Los comunistas durante todo el tiempo de estancia del misionero en prisión habían intentado arrancar a la catequista y a la cristiana implicadas declaraciones falsas acusando al misionero de mantener “malas relaciones” con aquella cristiana, primero ofreciéndoles beneficios y después amenazándolas hasta de muerte; como no consiguieron nada, recorrieron la calle principal de la ciudad donde estaba la misión, yendo casa por casa intentando sacarles una confesión de acusación al misionero. Como en lugar de las acusaciones infamantes que esperaban oír contra él, oyeron la apología del misionero y de la misión católica, manifestando que no había persona tan honrada ni de tan buena fama, diciendo que la misión católica era el lugar más seguro, y que durante las ocupaciones militares de los nacionalistas todos llevaban sus cosas y a sus hijas a la misión para que fueran custodiados por el misionero, en quien todos tenían plena confianza.

El padre Aguirre se negó a difamarse a sí mismo, al clero y a la Iglesia católica, dispuesto a regresar a aquella horrible prisión. Al fin, todo se resolvió definitivamente sin exigirle que reconociera nada más.

Tres meses después, el 7 de julio de 1951 sale el padre Aguirre de la misión, llegando a Hongkong el 14 del mismo mes.

De vuelta a España

De vuelta a España, su siguiente misión estuvo en la formación: fue prefecto (1951-1952) y viceprior (1961-1964) en el Colegio San José de Lodosa (Navarra) y vicemaestro de profesos en Marcilla. También tuvo breve presencia en las parroquias de Santa Mónica (Zaragoza) y la Santísima Trinidad (Chiclana, Cádiz). En 1964 comienza una larga etapa de ministerio en Santa Rita, Madrid. Durante 34 años colaboró como vicario parroquial, dejando en el barrio de Chamberí, donde está situada esta parroquia, un gran número de personas que lo valoraron y quisieron mucho. Por su avanzada edad y en bien de su salud fue trasladado al convento noviciado de Monteagudo en 1998, donde residió hasta su fallecimiento en 2007.

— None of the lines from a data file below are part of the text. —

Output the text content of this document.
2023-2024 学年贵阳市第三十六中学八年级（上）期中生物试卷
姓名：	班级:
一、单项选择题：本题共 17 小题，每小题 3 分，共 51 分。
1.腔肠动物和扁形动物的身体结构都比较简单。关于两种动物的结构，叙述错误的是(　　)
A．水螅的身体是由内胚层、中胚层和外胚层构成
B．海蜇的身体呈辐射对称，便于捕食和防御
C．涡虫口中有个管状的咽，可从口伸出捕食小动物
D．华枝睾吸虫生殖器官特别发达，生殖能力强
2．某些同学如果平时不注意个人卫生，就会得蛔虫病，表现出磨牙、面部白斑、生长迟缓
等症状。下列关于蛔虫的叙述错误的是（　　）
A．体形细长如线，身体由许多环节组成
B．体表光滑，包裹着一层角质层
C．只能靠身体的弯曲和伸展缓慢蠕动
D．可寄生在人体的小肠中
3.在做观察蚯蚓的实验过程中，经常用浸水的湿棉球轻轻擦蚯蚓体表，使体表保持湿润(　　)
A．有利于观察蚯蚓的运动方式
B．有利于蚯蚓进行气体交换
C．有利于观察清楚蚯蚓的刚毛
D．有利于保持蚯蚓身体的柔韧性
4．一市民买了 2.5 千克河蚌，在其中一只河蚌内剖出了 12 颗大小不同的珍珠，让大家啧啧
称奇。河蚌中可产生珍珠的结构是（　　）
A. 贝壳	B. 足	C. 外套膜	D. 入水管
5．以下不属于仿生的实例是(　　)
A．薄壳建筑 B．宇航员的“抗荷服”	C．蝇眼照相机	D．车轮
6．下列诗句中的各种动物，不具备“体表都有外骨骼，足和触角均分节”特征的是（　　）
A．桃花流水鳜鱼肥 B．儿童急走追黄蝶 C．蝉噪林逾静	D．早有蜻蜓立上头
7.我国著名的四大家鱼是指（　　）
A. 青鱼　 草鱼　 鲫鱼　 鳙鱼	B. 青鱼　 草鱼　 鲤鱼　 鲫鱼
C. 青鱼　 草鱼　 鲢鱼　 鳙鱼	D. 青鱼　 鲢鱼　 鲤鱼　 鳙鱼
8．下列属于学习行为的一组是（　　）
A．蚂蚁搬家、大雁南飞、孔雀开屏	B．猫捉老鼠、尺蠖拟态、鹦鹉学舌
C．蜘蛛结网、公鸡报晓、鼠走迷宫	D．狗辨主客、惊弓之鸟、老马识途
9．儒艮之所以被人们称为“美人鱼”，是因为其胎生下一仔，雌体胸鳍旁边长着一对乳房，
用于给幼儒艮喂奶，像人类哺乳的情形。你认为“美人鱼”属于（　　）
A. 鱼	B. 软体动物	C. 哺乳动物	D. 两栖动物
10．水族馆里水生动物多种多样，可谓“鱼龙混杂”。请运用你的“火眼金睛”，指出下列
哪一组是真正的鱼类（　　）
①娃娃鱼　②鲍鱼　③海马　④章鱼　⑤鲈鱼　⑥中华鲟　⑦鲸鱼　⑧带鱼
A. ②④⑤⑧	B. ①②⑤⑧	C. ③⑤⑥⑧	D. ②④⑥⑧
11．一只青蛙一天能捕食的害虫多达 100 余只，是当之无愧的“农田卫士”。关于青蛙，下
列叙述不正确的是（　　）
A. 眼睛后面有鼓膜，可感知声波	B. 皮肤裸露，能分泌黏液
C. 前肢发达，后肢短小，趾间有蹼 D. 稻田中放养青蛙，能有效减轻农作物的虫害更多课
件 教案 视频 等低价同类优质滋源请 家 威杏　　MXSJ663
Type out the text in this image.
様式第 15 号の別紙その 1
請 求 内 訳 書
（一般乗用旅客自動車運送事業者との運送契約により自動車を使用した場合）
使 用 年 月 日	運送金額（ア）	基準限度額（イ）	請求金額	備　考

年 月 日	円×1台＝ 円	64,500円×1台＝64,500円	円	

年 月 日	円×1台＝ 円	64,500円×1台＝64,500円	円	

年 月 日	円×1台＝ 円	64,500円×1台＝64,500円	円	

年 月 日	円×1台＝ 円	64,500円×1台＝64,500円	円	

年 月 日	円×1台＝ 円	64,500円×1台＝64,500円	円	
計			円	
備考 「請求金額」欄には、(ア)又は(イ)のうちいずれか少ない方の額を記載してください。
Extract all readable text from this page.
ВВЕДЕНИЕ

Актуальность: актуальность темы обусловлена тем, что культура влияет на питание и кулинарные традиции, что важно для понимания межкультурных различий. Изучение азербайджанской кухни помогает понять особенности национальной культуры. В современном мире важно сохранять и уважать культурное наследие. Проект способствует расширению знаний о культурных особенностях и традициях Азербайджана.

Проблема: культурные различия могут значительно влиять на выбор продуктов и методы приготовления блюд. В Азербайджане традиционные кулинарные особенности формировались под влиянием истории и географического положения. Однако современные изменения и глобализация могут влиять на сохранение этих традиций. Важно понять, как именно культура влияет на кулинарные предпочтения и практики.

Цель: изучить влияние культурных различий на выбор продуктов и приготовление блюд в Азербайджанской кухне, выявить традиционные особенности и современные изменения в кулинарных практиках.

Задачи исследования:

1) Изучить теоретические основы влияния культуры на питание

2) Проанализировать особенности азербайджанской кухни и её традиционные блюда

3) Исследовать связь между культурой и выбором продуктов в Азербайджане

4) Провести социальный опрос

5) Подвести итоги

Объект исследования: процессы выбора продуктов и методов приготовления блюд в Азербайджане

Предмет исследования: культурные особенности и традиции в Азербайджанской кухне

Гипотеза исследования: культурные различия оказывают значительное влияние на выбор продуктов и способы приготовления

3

Aguirre, como gustaba que se le llamase, tuvo un carácter fuerte y definido, que le confirió un aire de misionero valiente y pastor decidido, unido al pueblo en su vida cotidiana, en la calle y en sus domicilios. Fue luz de esperanza para no pocos enfermos y nunca dejó de tener a la Misión de China en su corazón y en su boca. El legado del padre Aguirre perdura como testimonio de su entrega y sacrificio en aras de su fe y de los demás.